Début septembre sortait dans nos contrées Butterfly Beast, un manga de Yuka Nagate sorti au Japon en 2010. La mangaka y raconte une kunoichi (une femme ninja) qui, au 17ème siècle, se fait passer pour une courtisane dans un haut lieu des plaisirs de la capitale. Son objectif : traquer et assassiner les shinobi qui se sont écarté du droit chemin.
Critique écrite à la suite de l’envoi d’exemplaires par l’éditeur.
« 1635, début de l’ère d’Edo. Le Japon savoure une paix fragile, après une longue période de guerres féodales, mais dans l’ombre des guerriers laissés pour compte sévissent encore. Dans le quartier des plaisirs de la capitale, Ochô est une kunoichi, courtisane de haut rang le jour, assassin la nuit. Sa mission : traquer sans relâche ses anciens frères d’armes dévoyés. » (Mangetsu)

Courtisane assassine
Ce qui attire l’œil avec Butterfly Beast au premier abord, c’est son contexte. L’époque d’Edo au Japon captive autant qu’elle inspire les fantasmes, point central de nombreuses productions audiovisuelles, mais aussi ultra-présente en matière de manga et anime, tant cette époque symbole de changements profonds dans l’organisation politique et sociétale du Japon laisse la place à l’imagination. Et Butterfly Beast de Yuka Nagate fait partie de ces nombreuses œuvres qui romancent cette époque, en racontant cette femme ninja devenue courtisane, sous couverture, dans un quartier « chaud » de la capitale Japonaise, où elle profite de son statut qui attire les hommes pour mieux traquer et assassiner les shinobi, des ninja, qui ont dévié du droit chemin. Un droit chemin incarné par l’ordre et la confiance accordée à un seigneur, un ordre qui s’est éclaté au moment de la fin des guerres féodales avec des guerriers laissés à eux-mêmes. Ses cibles, toujours des hommes, incarnent cette brutalité à laquelle elle oppose un certain honneur, qu’elle incarne malgré un statut de courtisane qui laisse croire à la plupart des hommes qu’ils peuvent lui manquer de respect. On y trouve également un sous-texte sur la lutte des classes, avec des castes à la hiérarchie bien déterminée, et une thématique autour de l’asservissement des guerrier·re·s à des seigneurs de guerre, ou bien des courtisanes soumises à des sortes de maquereaux qui s’affranchissent des règles pour gonfler leurs gains.

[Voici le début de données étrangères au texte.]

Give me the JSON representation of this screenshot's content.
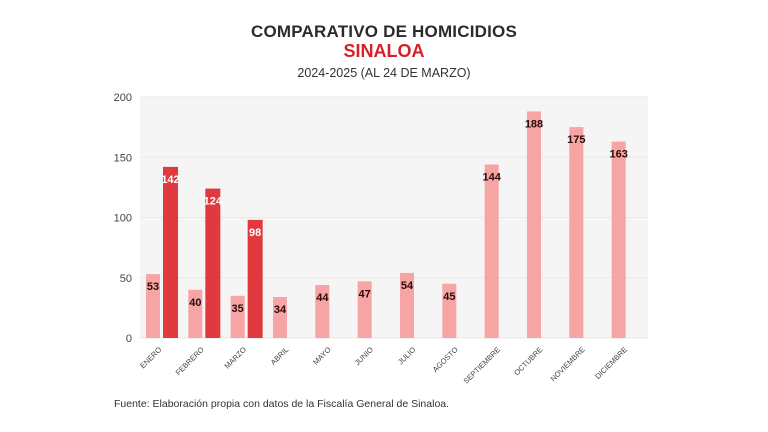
{
  "chart_data": {
    "type": "bar",
    "title": "COMPARATIVO DE HOMICIDIOS",
    "subtitle": "SINALOA",
    "subtitle2": "2024-2025 (AL 24 DE MARZO)",
    "xlabel": "",
    "ylabel": "",
    "ylim": [
      0,
      200
    ],
    "yticks": [
      0,
      50,
      100,
      150,
      200
    ],
    "grid": true,
    "legend": "none",
    "categories": [
      "ENERO",
      "FEBRERO",
      "MARZO",
      "ABRIL",
      "MAYO",
      "JUNIO",
      "JULIO",
      "AGOSTO",
      "SEPTIEMBRE",
      "OCTUBRE",
      "NOVIEMBRE",
      "DICIEMBRE"
    ],
    "series": [
      {
        "name": "2024",
        "color": "#f7a4a4",
        "values": [
          53,
          40,
          35,
          34,
          44,
          47,
          54,
          45,
          144,
          188,
          175,
          163
        ]
      },
      {
        "name": "2025",
        "color": "#e03a3e",
        "values": [
          142,
          124,
          98,
          null,
          null,
          null,
          null,
          null,
          null,
          null,
          null,
          null
        ]
      }
    ]
  },
  "footer": {
    "source": "Fuente: Elaboración propia con datos de la Fiscalía General de Sinaloa."
  }
}
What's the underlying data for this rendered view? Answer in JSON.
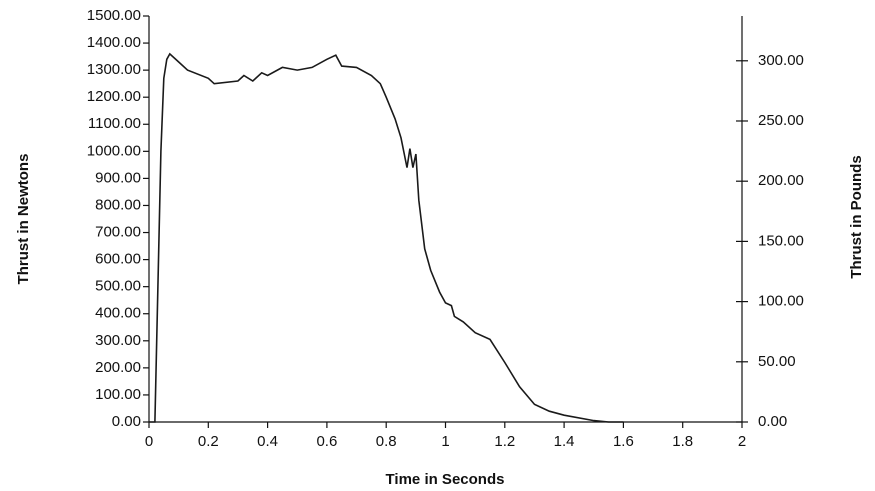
{
  "chart_data": {
    "type": "line",
    "xlabel": "Time in Seconds",
    "ylabel": "Thrust in Newtons",
    "y2label": "Thrust in Pounds",
    "color": "#1a1a1a",
    "x": [
      0,
      0.02,
      0.03,
      0.04,
      0.05,
      0.06,
      0.07,
      0.1,
      0.13,
      0.2,
      0.22,
      0.3,
      0.32,
      0.35,
      0.38,
      0.4,
      0.45,
      0.5,
      0.55,
      0.6,
      0.63,
      0.65,
      0.7,
      0.75,
      0.78,
      0.8,
      0.83,
      0.85,
      0.87,
      0.88,
      0.89,
      0.9,
      0.91,
      0.93,
      0.95,
      0.98,
      1.0,
      1.02,
      1.03,
      1.06,
      1.1,
      1.15,
      1.2,
      1.25,
      1.3,
      1.35,
      1.4,
      1.5,
      1.55,
      1.6
    ],
    "values": [
      0,
      0,
      500,
      1000,
      1270,
      1340,
      1360,
      1330,
      1300,
      1270,
      1250,
      1260,
      1280,
      1260,
      1290,
      1280,
      1310,
      1300,
      1310,
      1340,
      1355,
      1315,
      1310,
      1280,
      1250,
      1200,
      1120,
      1050,
      940,
      1010,
      940,
      990,
      820,
      640,
      560,
      480,
      440,
      430,
      390,
      370,
      330,
      305,
      220,
      130,
      65,
      40,
      25,
      5,
      0,
      0
    ],
    "xlim": [
      0,
      2
    ],
    "xticks": [
      0,
      0.2,
      0.4,
      0.6,
      0.8,
      1,
      1.2,
      1.4,
      1.6,
      1.8,
      2
    ],
    "ylim": [
      0,
      1500
    ],
    "yticks": [
      {
        "value": 0,
        "label": "0.00"
      },
      {
        "value": 100,
        "label": "100.00"
      },
      {
        "value": 200,
        "label": "200.00"
      },
      {
        "value": 300,
        "label": "300.00"
      },
      {
        "value": 400,
        "label": "400.00"
      },
      {
        "value": 500,
        "label": "500.00"
      },
      {
        "value": 600,
        "label": "600.00"
      },
      {
        "value": 700,
        "label": "700.00"
      },
      {
        "value": 800,
        "label": "800.00"
      },
      {
        "value": 900,
        "label": "900.00"
      },
      {
        "value": 1000,
        "label": "1000.00"
      },
      {
        "value": 1100,
        "label": "1100.00"
      },
      {
        "value": 1200,
        "label": "1200.00"
      },
      {
        "value": 1300,
        "label": "1300.00"
      },
      {
        "value": 1400,
        "label": "1400.00"
      },
      {
        "value": 1500,
        "label": "1500.00"
      }
    ],
    "y2lim": [
      0,
      337.2
    ],
    "y2ticks": [
      {
        "value": 0,
        "label": "0.00"
      },
      {
        "value": 50,
        "label": "50.00"
      },
      {
        "value": 100,
        "label": "100.00"
      },
      {
        "value": 150,
        "label": "150.00"
      },
      {
        "value": 200,
        "label": "200.00"
      },
      {
        "value": 250,
        "label": "250.00"
      },
      {
        "value": 300,
        "label": "300.00"
      }
    ]
  }
}
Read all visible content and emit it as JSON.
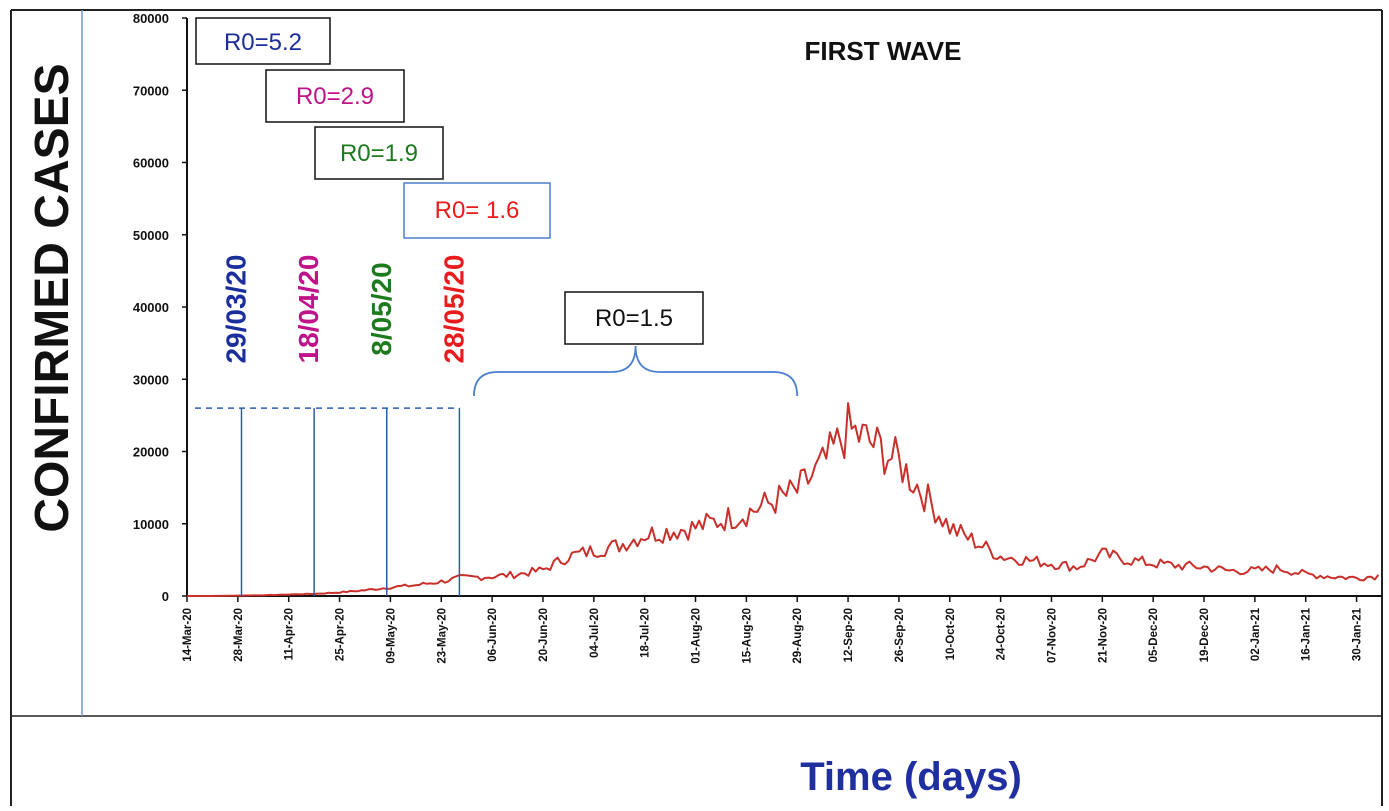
{
  "chart_data": {
    "type": "line",
    "title": "FIRST WAVE",
    "xlabel": "Time (days)",
    "ylabel": "CONFIRMED CASES",
    "ylim": [
      0,
      80000
    ],
    "y_ticks": [
      "0",
      "10000",
      "20000",
      "30000",
      "40000",
      "50000",
      "60000",
      "70000",
      "80000"
    ],
    "x_ticks": [
      "14-Mar-20",
      "28-Mar-20",
      "11-Apr-20",
      "25-Apr-20",
      "09-May-20",
      "23-May-20",
      "06-Jun-20",
      "20-Jun-20",
      "04-Jul-20",
      "18-Jul-20",
      "01-Aug-20",
      "15-Aug-20",
      "29-Aug-20",
      "12-Sep-20",
      "26-Sep-20",
      "10-Oct-20",
      "24-Oct-20",
      "07-Nov-20",
      "21-Nov-20",
      "05-Dec-20",
      "19-Dec-20",
      "02-Jan-21",
      "16-Jan-21",
      "30-Jan-21"
    ],
    "grid": false,
    "series": [
      {
        "color": "#c8312b",
        "points": [
          [
            "2020-03-14",
            0
          ],
          [
            "2020-03-21",
            0
          ],
          [
            "2020-03-28",
            50
          ],
          [
            "2020-04-04",
            100
          ],
          [
            "2020-04-11",
            200
          ],
          [
            "2020-04-18",
            300
          ],
          [
            "2020-04-25",
            500
          ],
          [
            "2020-05-02",
            800
          ],
          [
            "2020-05-09",
            1200
          ],
          [
            "2020-05-16",
            1500
          ],
          [
            "2020-05-23",
            2000
          ],
          [
            "2020-05-28",
            2500
          ],
          [
            "2020-06-06",
            2700
          ],
          [
            "2020-06-13",
            3000
          ],
          [
            "2020-06-20",
            3600
          ],
          [
            "2020-06-27",
            5500
          ],
          [
            "2020-07-04",
            6300
          ],
          [
            "2020-07-11",
            7000
          ],
          [
            "2020-07-18",
            8500
          ],
          [
            "2020-07-25",
            9000
          ],
          [
            "2020-08-01",
            9500
          ],
          [
            "2020-08-08",
            10500
          ],
          [
            "2020-08-15",
            11500
          ],
          [
            "2020-08-22",
            13000
          ],
          [
            "2020-08-29",
            14500
          ],
          [
            "2020-09-05",
            18000
          ],
          [
            "2020-09-12",
            23000
          ],
          [
            "2020-09-19",
            21000
          ],
          [
            "2020-09-26",
            18500
          ],
          [
            "2020-10-03",
            14000
          ],
          [
            "2020-10-10",
            9500
          ],
          [
            "2020-10-17",
            7500
          ],
          [
            "2020-10-24",
            5500
          ],
          [
            "2020-10-31",
            5000
          ],
          [
            "2020-11-07",
            4500
          ],
          [
            "2020-11-14",
            4000
          ],
          [
            "2020-11-21",
            5800
          ],
          [
            "2020-11-28",
            5000
          ],
          [
            "2020-12-05",
            4500
          ],
          [
            "2020-12-12",
            4200
          ],
          [
            "2020-12-19",
            4000
          ],
          [
            "2020-12-26",
            3500
          ],
          [
            "2021-01-02",
            3500
          ],
          [
            "2021-01-09",
            3800
          ],
          [
            "2021-01-16",
            3000
          ],
          [
            "2021-01-23",
            2700
          ],
          [
            "2021-01-30",
            2500
          ],
          [
            "2021-02-05",
            2800
          ]
        ]
      }
    ],
    "annotations": {
      "r0_boxes": [
        {
          "text": "R0=5.2",
          "color": "#1b2f9c"
        },
        {
          "text": "R0=2.9",
          "color": "#c0138a"
        },
        {
          "text": "R0=1.9",
          "color": "#1d7a1d"
        },
        {
          "text": "R0= 1.6",
          "color": "#e81c1c"
        },
        {
          "text": "R0=1.5",
          "color": "#111111"
        }
      ],
      "date_labels": [
        {
          "text": "29/03/20",
          "date": "2020-03-29",
          "color": "#1b2f9c"
        },
        {
          "text": "18/04/20",
          "date": "2020-04-18",
          "color": "#c0138a"
        },
        {
          "text": "8/05/20",
          "date": "2020-05-08",
          "color": "#1d7a1d"
        },
        {
          "text": "28/05/20",
          "date": "2020-05-28",
          "color": "#e81c1c"
        }
      ],
      "brace_range": [
        "2020-06-01",
        "2020-08-29"
      ],
      "dashed_level": 26000
    },
    "colors": {
      "line": "#c8312b",
      "marker": "#2a5db0",
      "axis": "#111111",
      "xlabel": "#1f2fa0"
    }
  }
}
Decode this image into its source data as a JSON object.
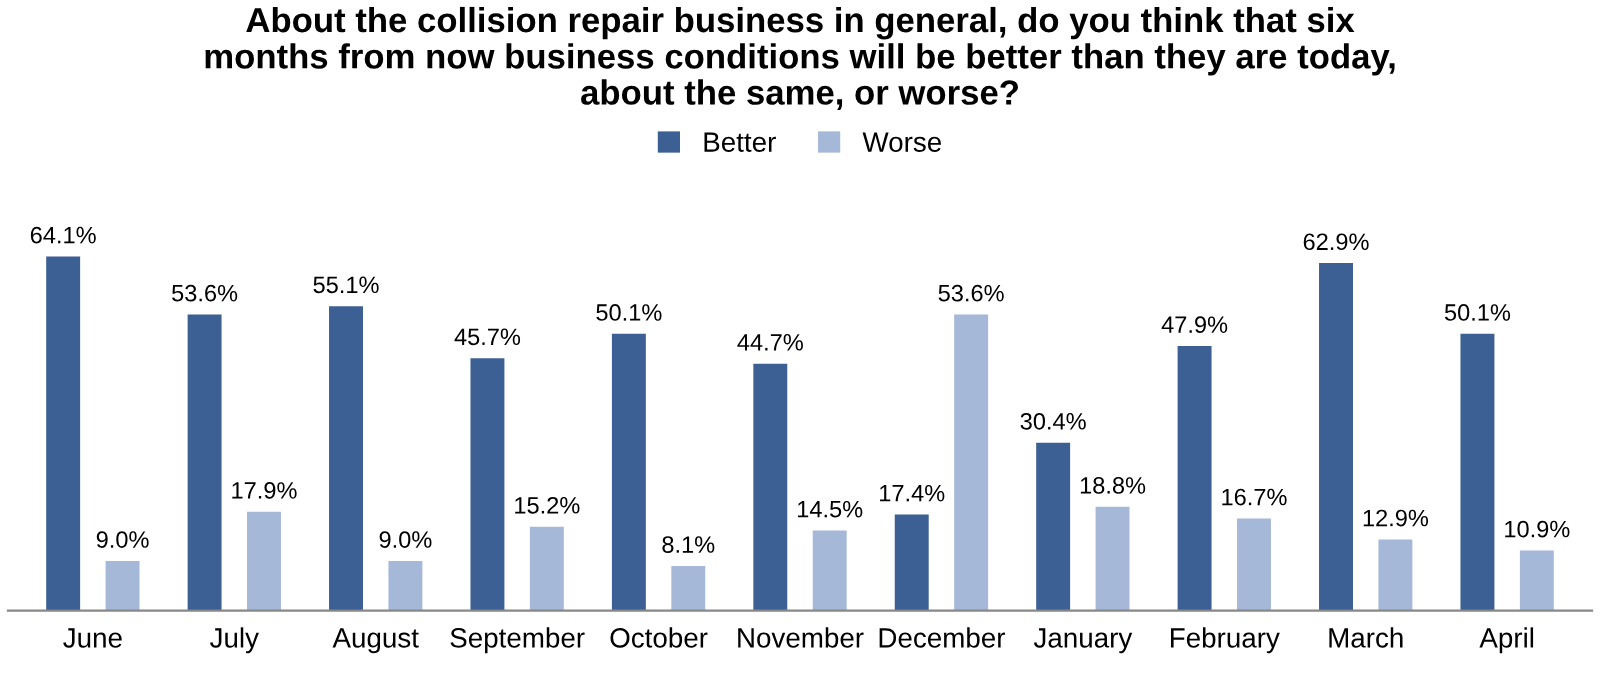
{
  "chart_data": {
    "type": "bar",
    "title": "About the collision repair business in general, do you think that six\nmonths from now business conditions will be better than they are today,\nabout the same, or worse?",
    "categories": [
      "June",
      "July",
      "August",
      "September",
      "October",
      "November",
      "December",
      "January",
      "February",
      "March",
      "April"
    ],
    "series": [
      {
        "name": "Better",
        "color": "#3c5f94",
        "values": [
          64.1,
          53.6,
          55.1,
          45.7,
          50.1,
          44.7,
          17.4,
          30.4,
          47.9,
          62.9,
          50.1
        ],
        "value_labels": [
          "64.1%",
          "53.6%",
          "55.1%",
          "45.7%",
          "50.1%",
          "44.7%",
          "17.4%",
          "30.4%",
          "47.9%",
          "62.9%",
          "50.1%"
        ]
      },
      {
        "name": "Worse",
        "color": "#a6b8d8",
        "values": [
          9.0,
          17.9,
          9.0,
          15.2,
          8.1,
          14.5,
          53.6,
          18.8,
          16.7,
          12.9,
          10.9
        ],
        "value_labels": [
          "9.0%",
          "17.9%",
          "9.0%",
          "15.2%",
          "8.1%",
          "14.5%",
          "53.6%",
          "18.8%",
          "16.7%",
          "12.9%",
          "10.9%"
        ]
      }
    ],
    "legend": "top",
    "grid": false
  }
}
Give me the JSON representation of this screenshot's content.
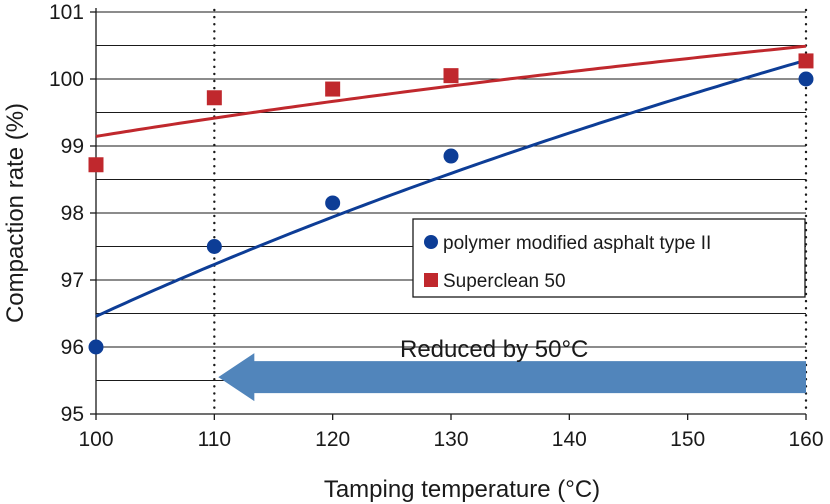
{
  "chart_data": {
    "type": "scatter",
    "xlabel": "Tamping temperature (°C)",
    "ylabel": "Compaction rate (%)",
    "xlim": [
      100,
      160
    ],
    "ylim": [
      95,
      101
    ],
    "xticks": [
      "100",
      "110",
      "120",
      "130",
      "140",
      "150",
      "160"
    ],
    "yticks": [
      "95",
      "96",
      "97",
      "98",
      "99",
      "100",
      "101"
    ],
    "grid": "horizontal at every 0.5%",
    "legend_position": "right, middle",
    "series": [
      {
        "name": "polymer modified asphalt type II",
        "color": "#0d3d96",
        "marker": "circle",
        "x": [
          100,
          110,
          120,
          130,
          160
        ],
        "y": [
          96.0,
          97.5,
          98.15,
          98.85,
          100.0
        ]
      },
      {
        "name": "Superclean 50",
        "color": "#c0282d",
        "marker": "square",
        "x": [
          100,
          110,
          120,
          130,
          160
        ],
        "y": [
          98.72,
          99.72,
          99.85,
          100.05,
          100.27
        ]
      }
    ],
    "reference_lines_x": [
      110,
      160
    ],
    "annotation": {
      "text": "Reduced by 50°C",
      "arrow_from_x": 160,
      "arrow_to_x": 110,
      "arrow_color": "#5185bb"
    }
  }
}
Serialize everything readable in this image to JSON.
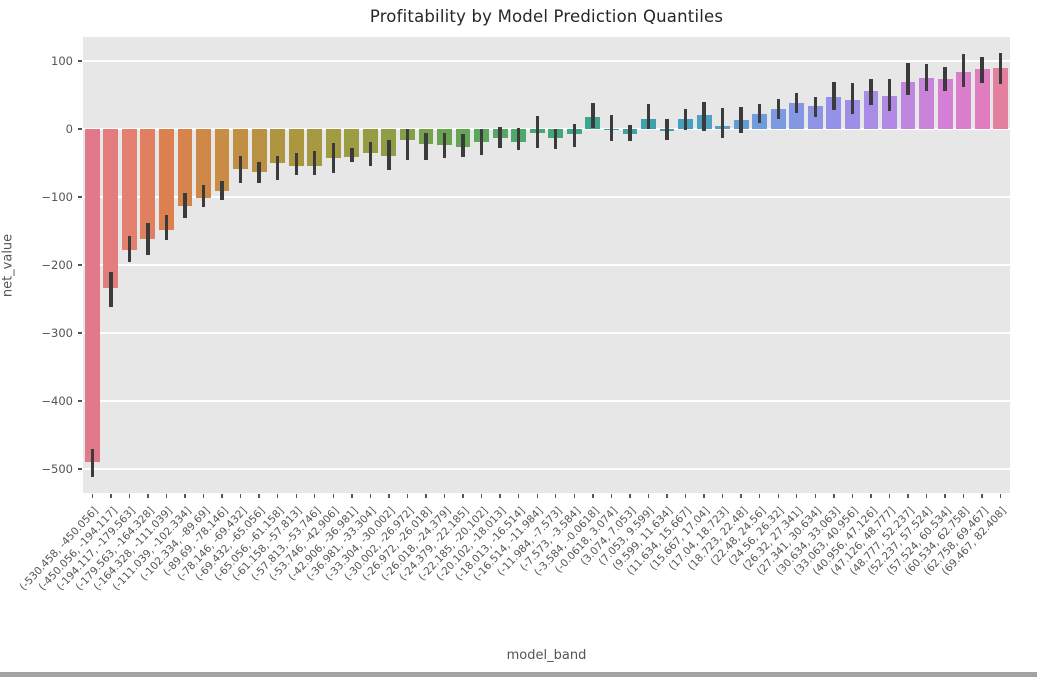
{
  "figure": {
    "background": "#ffffff",
    "plot_background": "#e7e7e7",
    "grid_color": "#ffffff",
    "errorbar_color": "#3b3b3b",
    "tick_color": "#555555",
    "title_color": "#262626"
  },
  "chart_data": {
    "type": "bar",
    "title": "Profitability by Model Prediction Quantiles",
    "xlabel": "model_band",
    "ylabel": "net_value",
    "grid": true,
    "legend": false,
    "ylim": [
      -535,
      135
    ],
    "yticks": [
      100,
      0,
      -100,
      -200,
      -300,
      -400,
      -500
    ],
    "ytick_labels": [
      "100",
      "0",
      "−100",
      "−200",
      "−300",
      "−400",
      "−500"
    ],
    "palette_note": "seaborn husl 50-color palette, desaturated",
    "categories": [
      "(-530.458, -450.056]",
      "(-450.056, -194.117]",
      "(-194.117, -179.563]",
      "(-179.563, -164.328]",
      "(-164.328, -111.039]",
      "(-111.039, -102.334]",
      "(-102.334, -89.69]",
      "(-89.69, -78.146]",
      "(-78.146, -69.432]",
      "(-69.432, -65.056]",
      "(-65.056, -61.158]",
      "(-61.158, -57.813]",
      "(-57.813, -53.746]",
      "(-53.746, -42.906]",
      "(-42.906, -36.981]",
      "(-36.981, -33.304]",
      "(-33.304, -30.002]",
      "(-30.002, -26.972]",
      "(-26.972, -26.018]",
      "(-26.018, -24.379]",
      "(-24.379, -22.185]",
      "(-22.185, -20.102]",
      "(-20.102, -18.013]",
      "(-18.013, -16.514]",
      "(-16.514, -11.984]",
      "(-11.984, -7.573]",
      "(-7.573, -3.584]",
      "(-3.584, -0.0618]",
      "(-0.0618, 3.074]",
      "(3.074, 7.053]",
      "(7.053, 9.599]",
      "(9.599, 11.634]",
      "(11.634, 15.667]",
      "(15.667, 17.04]",
      "(17.04, 18.723]",
      "(18.723, 22.48]",
      "(22.48, 24.56]",
      "(24.56, 26.32]",
      "(26.32, 27.341]",
      "(27.341, 30.634]",
      "(30.634, 33.063]",
      "(33.063, 40.956]",
      "(40.956, 47.126]",
      "(47.126, 48.777]",
      "(48.777, 52.237]",
      "(52.237, 57.524]",
      "(57.524, 60.534]",
      "(60.534, 62.758]",
      "(62.758, 69.467]",
      "(69.467, 82.408]"
    ],
    "values": [
      -490,
      -234,
      -178,
      -162,
      -148,
      -113,
      -102,
      -92,
      -59,
      -63,
      -50,
      -54,
      -55,
      -43,
      -42,
      -36,
      -40,
      -17,
      -22,
      -24,
      -26,
      -20,
      -13,
      -20,
      -6,
      -14,
      -8,
      18,
      -2,
      -7,
      15,
      -3,
      14,
      21,
      4,
      13,
      22,
      29,
      38,
      33,
      47,
      43,
      55,
      48,
      69,
      75,
      74,
      84,
      88,
      89
    ],
    "error_low": [
      -512,
      -261,
      -196,
      -185,
      -163,
      -131,
      -115,
      -104,
      -80,
      -79,
      -75,
      -68,
      -68,
      -65,
      -48,
      -55,
      -60,
      -45,
      -46,
      -43,
      -42,
      -39,
      -28,
      -31,
      -28,
      -29,
      -26,
      2,
      -18,
      -18,
      0,
      -17,
      -2,
      -3,
      -14,
      -6,
      8,
      15,
      24,
      18,
      28,
      22,
      35,
      26,
      50,
      55,
      55,
      62,
      68,
      66
    ],
    "error_high": [
      -470,
      -210,
      -158,
      -138,
      -126,
      -94,
      -82,
      -77,
      -40,
      -48,
      -40,
      -36,
      -33,
      -21,
      -28,
      -20,
      -16,
      0,
      -6,
      -6,
      -8,
      0,
      3,
      1,
      19,
      0,
      7,
      38,
      20,
      6,
      36,
      15,
      29,
      39,
      31,
      32,
      36,
      44,
      53,
      47,
      69,
      68,
      74,
      73,
      97,
      95,
      91,
      110,
      106,
      112
    ],
    "color_stops": [
      {
        "index": 0,
        "color": "#e2798b"
      },
      {
        "index": 2,
        "color": "#e3806f"
      },
      {
        "index": 4,
        "color": "#dd8050"
      },
      {
        "index": 7,
        "color": "#c98c45"
      },
      {
        "index": 10,
        "color": "#b09540"
      },
      {
        "index": 13,
        "color": "#a39b42"
      },
      {
        "index": 16,
        "color": "#8f9d44"
      },
      {
        "index": 19,
        "color": "#6ba450"
      },
      {
        "index": 22,
        "color": "#55a863"
      },
      {
        "index": 25,
        "color": "#43a878"
      },
      {
        "index": 28,
        "color": "#3ba49c"
      },
      {
        "index": 31,
        "color": "#3fa0b5"
      },
      {
        "index": 34,
        "color": "#55a0cc"
      },
      {
        "index": 37,
        "color": "#7c9ae2"
      },
      {
        "index": 40,
        "color": "#9691e8"
      },
      {
        "index": 43,
        "color": "#b289e4"
      },
      {
        "index": 46,
        "color": "#d580d6"
      },
      {
        "index": 48,
        "color": "#e07cc0"
      },
      {
        "index": 49,
        "color": "#e2809e"
      }
    ]
  }
}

Cette courtisane assassine incarne une histoire accrocheuse, qui nous met de suite dans l’ambiance d’un Japon qui court à sa perte, déchiré entre les nostalgiques de la féodalité et celles et ceux qui rêvent d’une autorité centralisée. Yuka Nagate y livre surtout une analyse fine, avec des dialogues et des thématiques bien menées, où la prostitution et la traque des « dévoyés » par une chasseresse déterminée sert un propos foncièrement féministe. Elle y parle d’émancipation, et plus généralement de capacité pour une femme à agir sur son propre destin dans une société entièrement dévouée aux hommes. Ces deux tomes parviennent à installer un univers violent, tant par les mots que par les actes, où l’autrice laisse libre court à la quête d’une femme prête à tout pour sauver son honneur, mais aussi celui des siens. Plus encore, c’est un personnage nuancé, bien écrit, tantôt attachante, tantôt effrayante, qui symbolise l’ambiguïté d’une société en mutation où d’anciens guerriers ne trouvent pas leur place et finissent par tomber dans le crime.

Une beauté indescriptible
Ces deux tomes, en attendant la suite intitulée Butterfly Beast 2, offrent des scènes fortes, des émotions mais aussi montrent une vraie capacité pour la mangaka de mettre en scène les assassinats et les doutes de son héroïne Ochô, qui devient presque super-héroïne tant elle impose sa force et sa malice face à des hommes qui ne peuvent rien faire contre elle. Enfin, le manga marque aussi pour la beauté de ses dessins, notamment quelques illustrations en couleur qui sont absolument sublimes, mais plus encore c’est la beauté des personnages qui donnent au manga une identité tout à fait particulière.
Ce qui frappe dans Butterfly Beast, c’est la capacité de son héroïne à séduire autant qu’elle inquiète. Tant pour sa réussite visuelle que narrative, Yuka Nagate livre une œuvre complète, dense, qui a tant de choses à dire sur son époque et la manière de fantasmer l’ère d’Edo. Loin de la rédemption, son héroïne cherche la paix dans une quête vengeresse qui fait résonner de nombreuses thématiques traitées avec finesse. C’est une très belle œuvre.